Our hotel in Dublin was on a street of Georgian townhouses, and as far as I could tell it was created from an amalgam of at least two such structures. One of the city’s two tram lines runs down the street, with a stop a two-minute walk away from where we stayed.
St. Stephen’s Green was about five minutes away on foot in the other direction. Often enough we’d forgo part of the tram ride for a stroll through the greens of the park on cool and bright May mornings.
“This nine hectare/22-acre park, in Dublin City Centre, has been maintained in the original Victorian layout with 750 trees, extensive shrub planting with spring and summer Victorian flower bedding,” says Visit Dublin.
A Victorian-era creation. Of course. The site had been open land long before that, such as a marshy commons for centuries, then essentially a private green as its perimeter developed. In the 1870s, Baron Ardilaun acquired the land and donated it to the Dublin Corporation (the city). I had to look him up and the baron turned out to be – yet another Guinness, Arthur Edward, son of the renovator of St. Patrick’s Cathedral. Another good use for beer money.
Part of the landscaping includes water features.
History wasn’t done with St. Stephen’s Green after it became a city park. In 1916, the green figured in the Easter Rising.
“The rebels dug trenches, probably at the four entranceways and other places – the written sources aren’t very specific about where they were,” University of Bristol reader in archaeology Joanna Brück told Irish Central.
“There has been debate over whether it was a strategically good location to take over or not,” she said, but in any case their presence at the green wasn’t any more successful than anywhere else that week for the rebels.
Toward the end of our visit, we made our way to another Dublin greenspace, one much larger (707 hectares/1,750 acres) in the western reaches of the city: Phoenix Park.
Though as a distinct tract of land, the park has a long history – site of an abbey that Henry VIII squelched, a royal hunting park – it took its modern form during the Victorian era (I’m sensing a pattern here). None other than Decimus Burton gave the park its current form.
I’d call him the Frederick Law Olmstead of the British Isles for his many parks, but actually Burton was a little earlier, and designed many structures as well. Still, as landscape designers, they’re clearly in the same league.
That afternoon also happened to be the warmest one during our visit, which added to the pleasure of the walk. We didn’t get that far, considering how large Phoenix Park is, but we made it to the gazebo near the zoo. An Irish gazebo, which are distinctive since independence for not having sides. Go ahead, look it up.
A picturesque water feature, with trees and bushes and birds to go with.
A scattering of memorials, such as that of Seán Heuston.
I didn’t know who he was, though I noticed that his name is attached to a nearby tram stop as well. I figured he died for independence. Yes, indeed. Led men in 1916 and met his end at Kilmainham Gaol not long after.
Not far away from Heuston is an example of de-memorialization.

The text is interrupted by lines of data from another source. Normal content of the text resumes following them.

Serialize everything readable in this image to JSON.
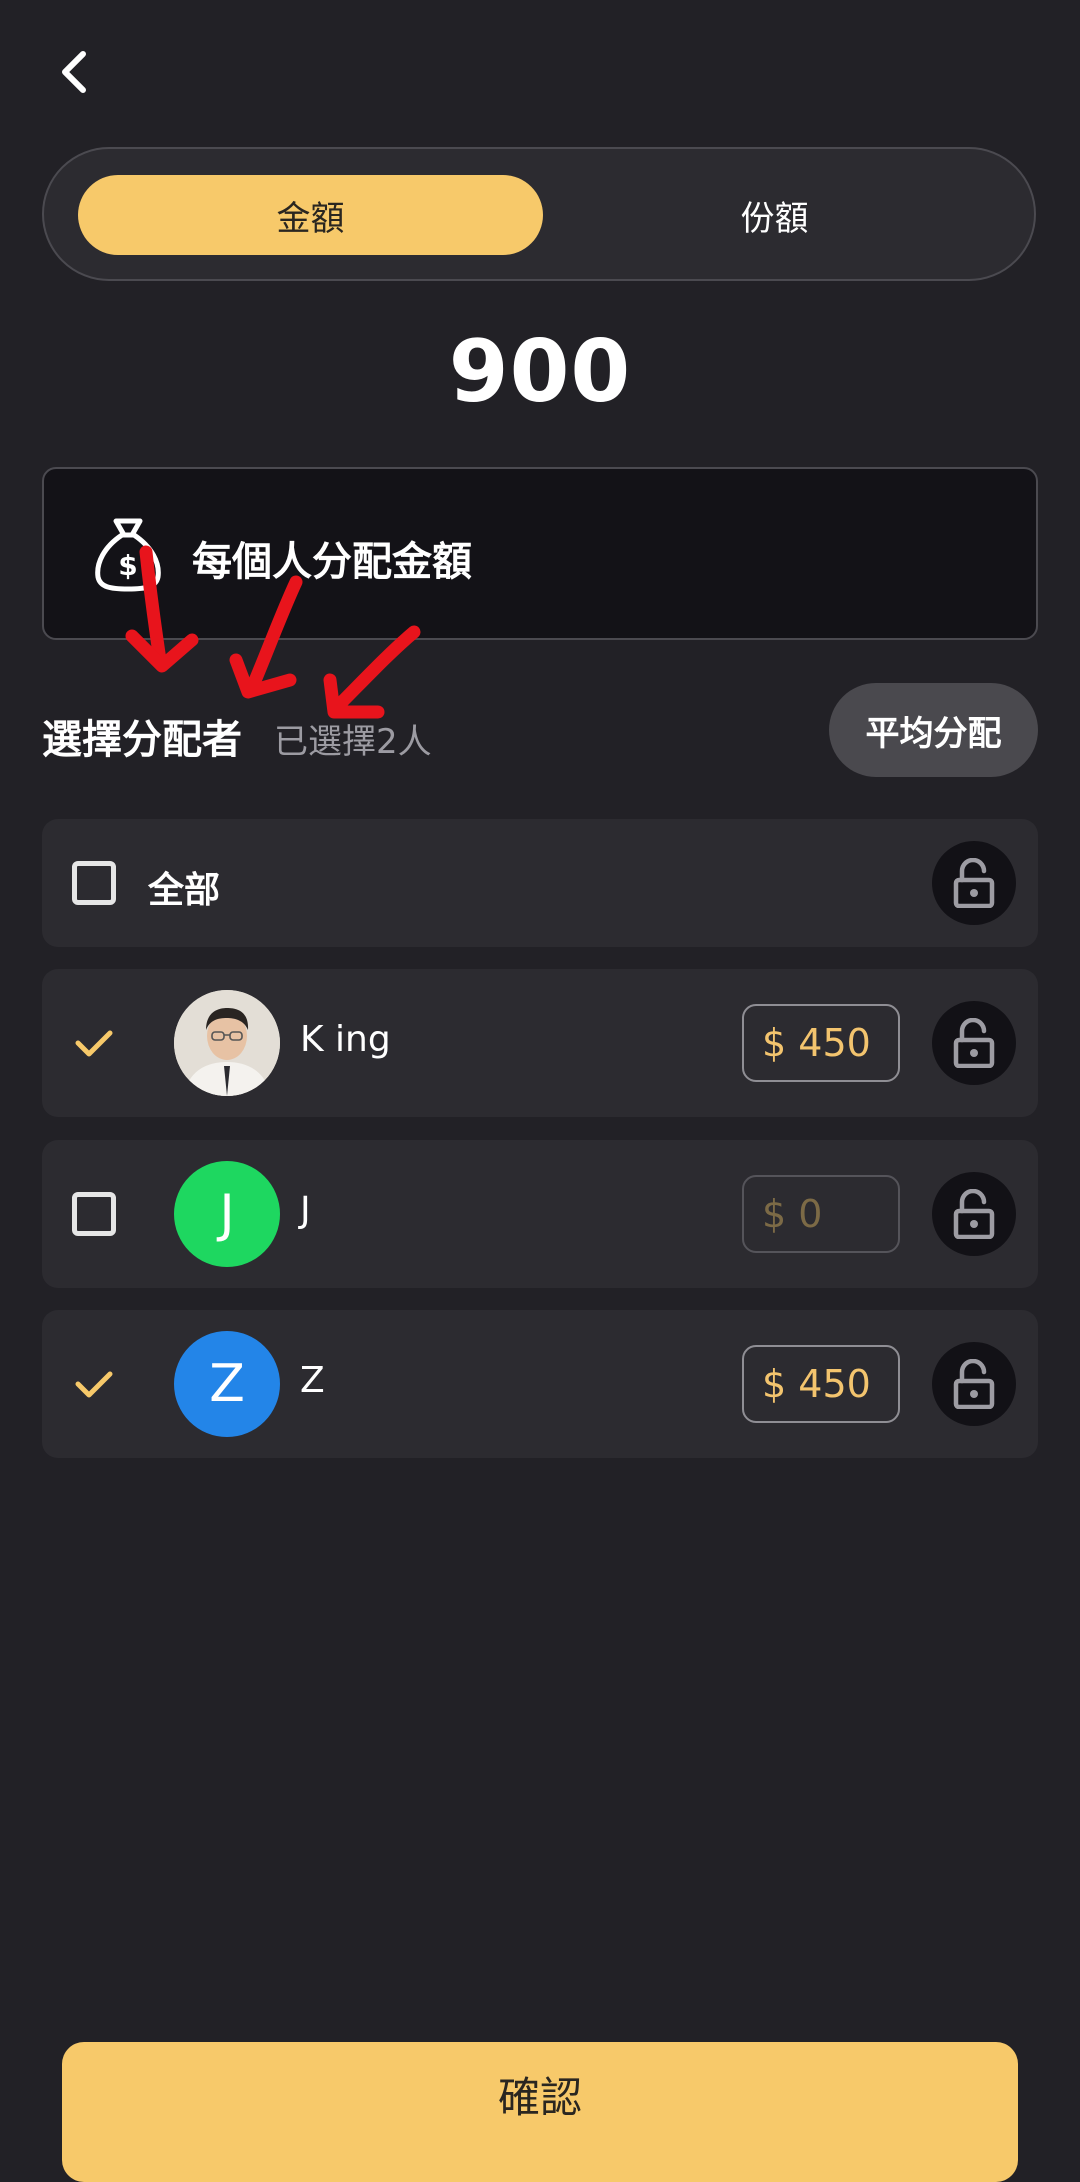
{
  "header": {
    "back_icon": "chevron-left-icon"
  },
  "toggle": {
    "amount_label": "金額",
    "share_label": "份額",
    "selected": "amount"
  },
  "total": "900",
  "per_person": {
    "icon": "money-bag-icon",
    "label": "每個人分配金額"
  },
  "selection": {
    "title": "選擇分配者",
    "count_text": "已選擇2人",
    "avg_button": "平均分配"
  },
  "all_row": {
    "label": "全部",
    "checked": false
  },
  "people": [
    {
      "name": "K ing",
      "checked": true,
      "amount": "450",
      "currency": "$",
      "avatar": "photo"
    },
    {
      "name": "J",
      "checked": false,
      "amount": "0",
      "currency": "$",
      "avatar_letter": "J",
      "avatar_color": "#1ed760"
    },
    {
      "name": "Z",
      "checked": true,
      "amount": "450",
      "currency": "$",
      "avatar_letter": "Z",
      "avatar_color": "#2385e8"
    }
  ],
  "confirm_label": "確認",
  "colors": {
    "accent": "#f7c96a",
    "background": "#222126",
    "annotation_red": "#e8141c"
  }
}
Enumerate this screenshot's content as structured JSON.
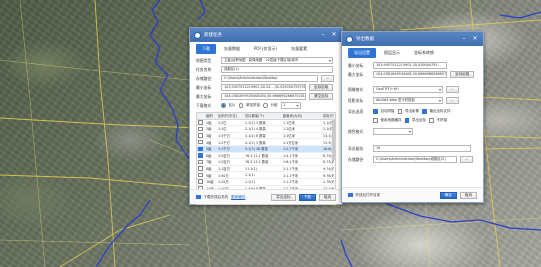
{
  "colors": {
    "accent": "#2f75d6",
    "title_bar": "#4a78bb",
    "border_line": "#1f3fb5",
    "road_line": "#e8d24a"
  },
  "left_dialog": {
    "title": "新建任务",
    "tabs": [
      "下载",
      "矢量数据",
      "POI (仅显示)",
      "矢量要素"
    ],
    "name_label": "地图类型",
    "name_value": "卫星|谷歌地图 · 影像地图 · 20层级下载区域|城市",
    "task_label": "任务名称",
    "task_value": "成都区(2)",
    "save_label": "存储路径",
    "save_value": "C:\\Users\\Administrator\\Desktop",
    "save_btn": "...",
    "min_label": "最小坐标",
    "min_value": "103.9457521215901,30.52...,30.5290047597517061",
    "min_btn": "坐标拾取",
    "max_label": "最大坐标",
    "max_value": "104.0581699535408054,30.6666962666752012",
    "max_btn": "清空坐标",
    "dl_label": "下载格式",
    "dl_opt1": "瓦片",
    "dl_opt2": "单张拼接",
    "dl_opt3": "分组",
    "dl_sel": "",
    "dl_other": "1",
    "table_headers": [
      "级别",
      "比例尺(中文)",
      "切片数量(个)",
      "距离米(大约)",
      "实际尺寸(约)"
    ],
    "rows": [
      {
        "level": "1级",
        "scale": "1:2亿",
        "tiles": "1.1(1) 3 数量",
        "dist": "1.1亿米",
        "size": "1.1(约)"
      },
      {
        "level": "2级",
        "scale": "1:1亿",
        "tiles": "2.1(1) 4 数量",
        "dist": "1.2亿米",
        "size": "2.1(约)"
      },
      {
        "level": "3级",
        "scale": "1:5千万",
        "tiles": "3.1(2) 8 数量",
        "dist": "1:1亿米",
        "size": "13.1(约)"
      },
      {
        "level": "4级",
        "scale": "1:2千万",
        "tiles": "4.1(2) 3 数量",
        "dist": "1:1万亿米",
        "size": "13.3(约)"
      },
      {
        "level": "5级",
        "scale": "1:1千万",
        "tiles": "5.1(3) 48 数量",
        "dist": "1:2.2千米",
        "size": "16.6(约)"
      },
      {
        "level": "6级",
        "scale": "1:5百万",
        "tiles": "76.3 11.1 数量",
        "dist": "1:4.1千米",
        "size": "8.73(约)"
      },
      {
        "level": "7级",
        "scale": "1:2百万",
        "tiles": "76.3 11.1 数量",
        "dist": "1:8.1千米",
        "size": "8.73(约)"
      },
      {
        "level": "8级",
        "scale": "1:1百万",
        "tiles": "11.1(1)",
        "dist": "1:1.1千米",
        "size": "9.74(约)"
      },
      {
        "level": "9级",
        "scale": "1:50万",
        "tiles": "1.1(1)",
        "dist": "1:1.2千米",
        "size": "9.7K(约)"
      },
      {
        "level": "10级",
        "scale": "1:25万",
        "tiles": "1.1(1)",
        "dist": "1:1.2千米",
        "size": "1.7K(约)"
      },
      {
        "level": "11级",
        "scale": "1:10万",
        "tiles": "1.4(6) 8 数量",
        "dist": "1:2.2千米",
        "size": "13.1(约)"
      },
      {
        "level": "12级",
        "scale": "1:5万",
        "tiles": "33.1(8)",
        "dist": "1:4.4千米",
        "size": "13.8(约)"
      },
      {
        "level": "13级",
        "scale": "1:2.5万",
        "tiles": "1.1(1) 数量",
        "dist": "1:1.2千米",
        "size": "6.3(约)"
      }
    ],
    "footer_check": "下载完成后关机",
    "footer_link": "更新缓存",
    "btn_export": "导出坐标",
    "btn_download": "下载",
    "btn_cancel": "取消"
  },
  "right_dialog": {
    "title": "导出数据",
    "tabs": [
      "导出设置",
      "图层显示",
      "坐标系转换"
    ],
    "min_label": "最小坐标",
    "min_value": "103.9457521215901,30.529004755...",
    "max_label": "最大坐标",
    "max_value": "104.0581699535408,30.66669862666576",
    "max_btn": "坐标拾取",
    "format_label": "图像格式",
    "format_value": "GeoTIFF(*.tif)",
    "format_btn": "...",
    "projection_label": "投影坐标",
    "projection_value": "WGS84 Web 墨卡托投影",
    "projection_btn": "...",
    "opt_label": "导出选项",
    "opt1": "自动拼接",
    "opt2": "导出影像",
    "opt3": "输出坐标文件",
    "opt4": "使用地图缓存",
    "opt5": "导出坐标",
    "opt6": "不拼接",
    "color_label": "颜色格式",
    "color_value": "",
    "level_label": "导出级别",
    "level_value": "19",
    "path_label": "存储路径",
    "path_value": "C:\\Users\\Administrator\\Desktop\\成都区(2)",
    "path_btn": "...",
    "footer_check": "完成后打开目录",
    "btn_ok": "确定",
    "btn_cancel": "取消"
  }
}
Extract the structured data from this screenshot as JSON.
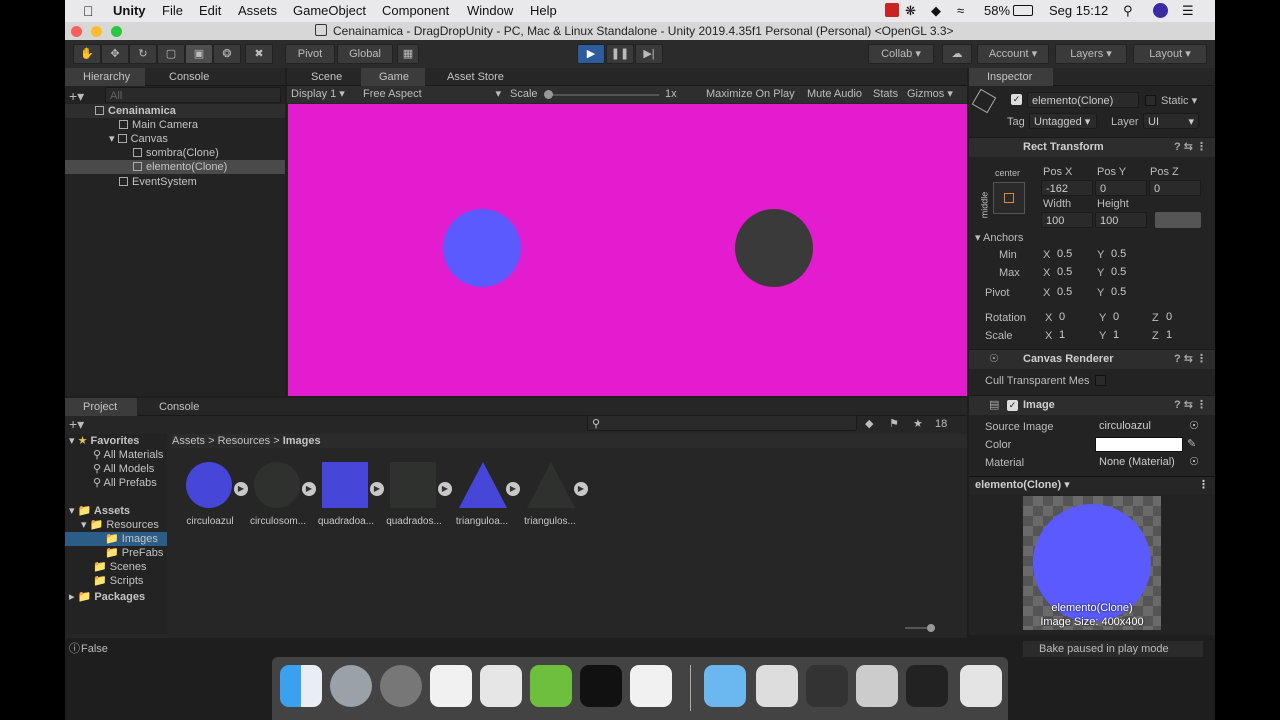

The plinth remains, surrounded by trees that were obviously planted for the purpose of obscuring the site. There is still carving on the plinth, however, which is only partly readable, but I figured it out. Once upon a time (1870-1956), a statue of George William Frederick Howard, 7th Earl of Carlisle, stood there. He was Palmerston’s Lord Lieutenant of Ireland for a couple of stints in the mid-19th century, and his statue wasn’t a relic of the Victorian era that at least some Irish cared to keep. It was bombed.
The obelisk honoring Arthur Wellesley, 1st Duke of Wellington, on the other hand, still stands tall in Phoenix Park, despite him being born into the Protestant Ascendancy.
After all, Wellington was a Dubliner who gave Napoleon his final bum’s rush from the world stage, and supported Catholic Emancipation besides.
The bronze used for the plaques, on all four sides, is from cannons captured at Waterloo.
One reason I wanted to visit Phoenix Park was that I’ve known about it for so long, since ca. 1980. One day at the Vanderbilt Library, I discovered a microfilm collection of decades of The Times of London, which maybe went all the way back to the paper’s founding in the 1780s. Flipping through it more-or-less at random provided a fascinating pastime for me, because that’s the kind of interest in history I have (not a disciplined one of a scholar).
Completely by chance I came across a flood of column inches for days and days in the spring of 1882 about what would be called the Phoenix Park Murders. I had to look up the location of Phoenix Park, and more about the murders, and never forgot.
Our afternoon walk in the park was long, interspersed with rests on benches, of which there are too few, and sometimes by reclining on the ground. Such as on this daisy-covered slope.
Better, it occurred me on that sunny day in Ireland, to be pushing down the daisies than pushing them up.